In my opinion, many sewists can make a budget-friendly sewing machine work. That may not be you, as it does sound like you sew a ton. I’ve personally found that most regular domestic machines really struggle with bulk and thick layers – no matter the price. Maybe give it a few more days and see how you like it? Also – I might try and reach out to EverSewn or the seller of the machine (was it a quilt shop?) and express your concerns about the time it took to get to you. (Lots of businesses can sell on Amazon under a store front) That’s interesting if the manufacturer had trouble keeping up with demand. Best of luck to you!
Chandra mcguire says
THANK YOU!!! I’m so tired of reading time and again that you have to dump huge money into a machine to get something worthwhile. I sew mainly garments and every once in a while do a quilt or a bag. I have one entry level machine that was given to me new in 2005 as a wedding gift and while I’ve spent $200 on basic maintenance (in depth cleaning, oiling, etc) over the years, it’s been an awesome machine. I also have picked up great machines second hand and am running a 1970’s serger. I do minorly disagree that a coverstich is a must have. Don’t get me wrong, it’s on my very-much-desired list, but I’ve gotten along without one just running the serger and Singer. If I ever see one cheap, I’ll sell my stash for a chance at one, but you can turn out great garments, even in knits, without one if you take a bit of time.

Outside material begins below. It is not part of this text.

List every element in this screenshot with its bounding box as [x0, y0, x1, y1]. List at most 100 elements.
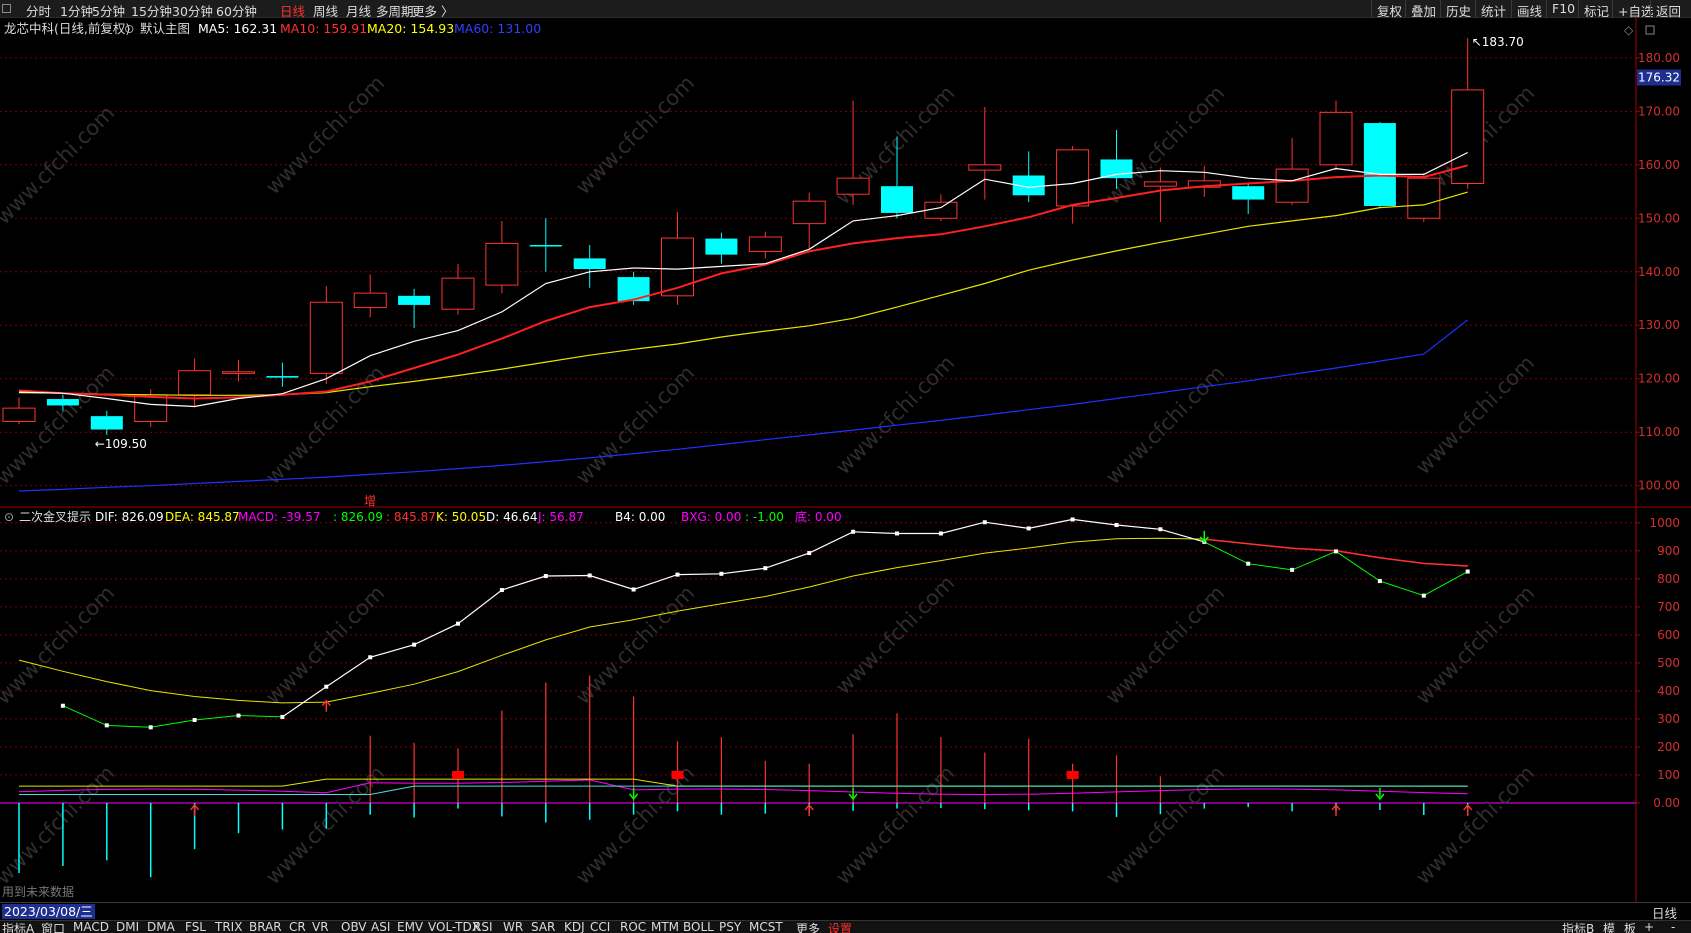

Thank you for this article. I’m sharing this every time I see people tell me I need a $600+ machine if I’m going to produce anything decent.
Fran Bott says
How is the EverSewn at handling bulky or thick seams? I sew handbags and was curious if you thought it could handle them.
Jennifer Moore says
Most domestics are going to give you a tough time with bulky/thick seams. If you sew a LOT with that situation, I would look into a more industrial machine.
I am looking for a dual voltage sewing machine for travel. I need to be able to adjust the pressure on the foot and drop the feed dogs for free motion quilting. Do the EverSewn machines have these three features?
Kim Rodriguez says
Hi, I’m 58 years old and new to sewing. Two online retailers, each with storefronts (they are authorized dealers for the brands they carry) are pointing me toward the Janome Magnolia (computerized version, 7330). Feature for feature, I find the Eversewn Sparrow 30 to be a better value. Then I realized the difference in the length of their warranties. Janome offers (in years) 25/5/1, while Eversewn warranty is a 10/1/1. What would you advise? Thank you.
Jennifer Moore says
You’d probably be fine with either one of those, depends on your budget and which one you prefer. While yes, some brands do offer a longer warranty I’ve noticed they are very specific in what they cover and after a year or so – you have to pay for aspects of repairs / maintenance. Personally, I like both brands.
Mary Lange says
I’ve owned the Ever Sewn sparrow 30 for almost a year and I love it! I have made 10 quilts and a few other things with it.